Reviewed by Carolyn
Not many books are placed in the beautifully gilded Chinese Antique cupboard in the hallway of my heritage house. The cupboard has a special lock on it. Only I have the key. Every once in a while I open the cupboard and read passages from the several books that lay between other treasures of photos, old wedding memorabilia, feathers and rocks collected from my favourite holiday spots or gathered from houses of dearly missed grandparents long gone. The book, Floating Petals by Leela Devi Panikar is one of the buried treasures kept in my special cupboard.
Floating Petals is a book of short stories. The stories are written with masterful genius, simple and elegant, yet imbued with hidden, sometimes shocking meanings that strike to the foundation of human existence. Most stories are set in exotic far-flung lands in the Far East, such as Penang, Hong Kong and India. Scenes, some from a bygone era, some contemporary are always peppered with vivid and lively culture of some intoxicatingly beautiful place.

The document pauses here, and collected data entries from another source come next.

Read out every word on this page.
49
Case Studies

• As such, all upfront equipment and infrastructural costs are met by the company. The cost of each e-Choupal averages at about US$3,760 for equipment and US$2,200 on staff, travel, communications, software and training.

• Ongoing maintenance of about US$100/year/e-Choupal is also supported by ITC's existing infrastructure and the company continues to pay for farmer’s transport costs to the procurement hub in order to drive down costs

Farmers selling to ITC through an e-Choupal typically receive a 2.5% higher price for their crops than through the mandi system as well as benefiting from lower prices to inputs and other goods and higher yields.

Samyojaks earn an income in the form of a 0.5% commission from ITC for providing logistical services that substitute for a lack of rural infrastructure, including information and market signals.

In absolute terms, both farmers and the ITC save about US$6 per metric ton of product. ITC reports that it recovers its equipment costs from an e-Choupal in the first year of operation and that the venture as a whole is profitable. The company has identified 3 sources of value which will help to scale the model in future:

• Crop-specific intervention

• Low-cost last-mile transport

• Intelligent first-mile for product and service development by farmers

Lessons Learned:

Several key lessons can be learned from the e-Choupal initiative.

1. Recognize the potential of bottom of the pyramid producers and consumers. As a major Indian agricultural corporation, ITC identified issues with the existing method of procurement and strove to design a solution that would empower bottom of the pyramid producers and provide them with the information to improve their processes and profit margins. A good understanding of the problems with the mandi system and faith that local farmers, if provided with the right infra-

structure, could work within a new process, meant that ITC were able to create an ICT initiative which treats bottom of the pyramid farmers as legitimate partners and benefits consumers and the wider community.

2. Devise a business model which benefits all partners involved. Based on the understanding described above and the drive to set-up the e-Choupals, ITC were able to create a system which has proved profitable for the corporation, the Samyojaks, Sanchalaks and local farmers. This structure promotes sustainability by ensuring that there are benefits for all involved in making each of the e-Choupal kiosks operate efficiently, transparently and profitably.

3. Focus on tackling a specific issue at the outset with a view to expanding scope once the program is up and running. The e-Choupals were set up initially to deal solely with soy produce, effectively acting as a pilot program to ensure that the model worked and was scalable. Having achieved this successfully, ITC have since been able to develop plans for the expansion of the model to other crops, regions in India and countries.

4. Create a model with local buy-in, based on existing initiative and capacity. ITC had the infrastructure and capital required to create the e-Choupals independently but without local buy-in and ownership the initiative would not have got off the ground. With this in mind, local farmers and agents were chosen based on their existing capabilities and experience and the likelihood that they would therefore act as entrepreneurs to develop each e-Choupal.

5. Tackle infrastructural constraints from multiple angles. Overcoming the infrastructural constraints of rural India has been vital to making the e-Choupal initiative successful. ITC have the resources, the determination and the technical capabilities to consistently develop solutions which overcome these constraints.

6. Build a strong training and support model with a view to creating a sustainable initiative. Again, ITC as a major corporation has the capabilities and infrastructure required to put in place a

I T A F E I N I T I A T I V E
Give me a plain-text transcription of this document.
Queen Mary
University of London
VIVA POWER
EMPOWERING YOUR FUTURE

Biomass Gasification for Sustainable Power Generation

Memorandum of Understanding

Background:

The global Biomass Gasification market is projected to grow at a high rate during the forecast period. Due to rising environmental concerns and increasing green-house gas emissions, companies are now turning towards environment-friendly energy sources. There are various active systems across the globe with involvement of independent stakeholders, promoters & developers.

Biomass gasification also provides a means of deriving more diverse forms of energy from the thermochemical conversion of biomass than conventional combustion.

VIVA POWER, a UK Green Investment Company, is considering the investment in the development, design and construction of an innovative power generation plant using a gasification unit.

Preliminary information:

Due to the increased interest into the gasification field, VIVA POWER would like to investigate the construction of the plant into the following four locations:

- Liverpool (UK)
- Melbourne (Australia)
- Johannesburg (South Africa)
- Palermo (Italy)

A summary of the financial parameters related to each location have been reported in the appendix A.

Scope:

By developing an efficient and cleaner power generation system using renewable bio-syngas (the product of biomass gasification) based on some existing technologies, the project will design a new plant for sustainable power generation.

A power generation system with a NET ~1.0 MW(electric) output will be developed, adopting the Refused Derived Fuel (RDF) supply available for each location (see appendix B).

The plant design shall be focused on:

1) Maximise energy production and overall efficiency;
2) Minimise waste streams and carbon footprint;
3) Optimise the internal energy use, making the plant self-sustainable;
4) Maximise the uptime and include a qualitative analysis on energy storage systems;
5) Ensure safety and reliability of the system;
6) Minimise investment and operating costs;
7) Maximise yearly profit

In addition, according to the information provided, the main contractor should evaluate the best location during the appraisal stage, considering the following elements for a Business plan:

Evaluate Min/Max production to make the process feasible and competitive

Leela is able to lift the veil of ignorance and teach us about how the taboos of suicide, murder and slavery can be understood from a uniquely Asian perspective. The stories are moral reminders, references for future encounters of how beautiful, terrifying or tragic life is. Some stories are so haunting that there are constant reminders in everyday life.
It does not surprise me in the least that Leela Devi Panikar has won the 200 word writing competition from BBC World, and as Peter Kemp, fiction editor of the UKSunday Times said: "The best of a very, very good bunch of entries."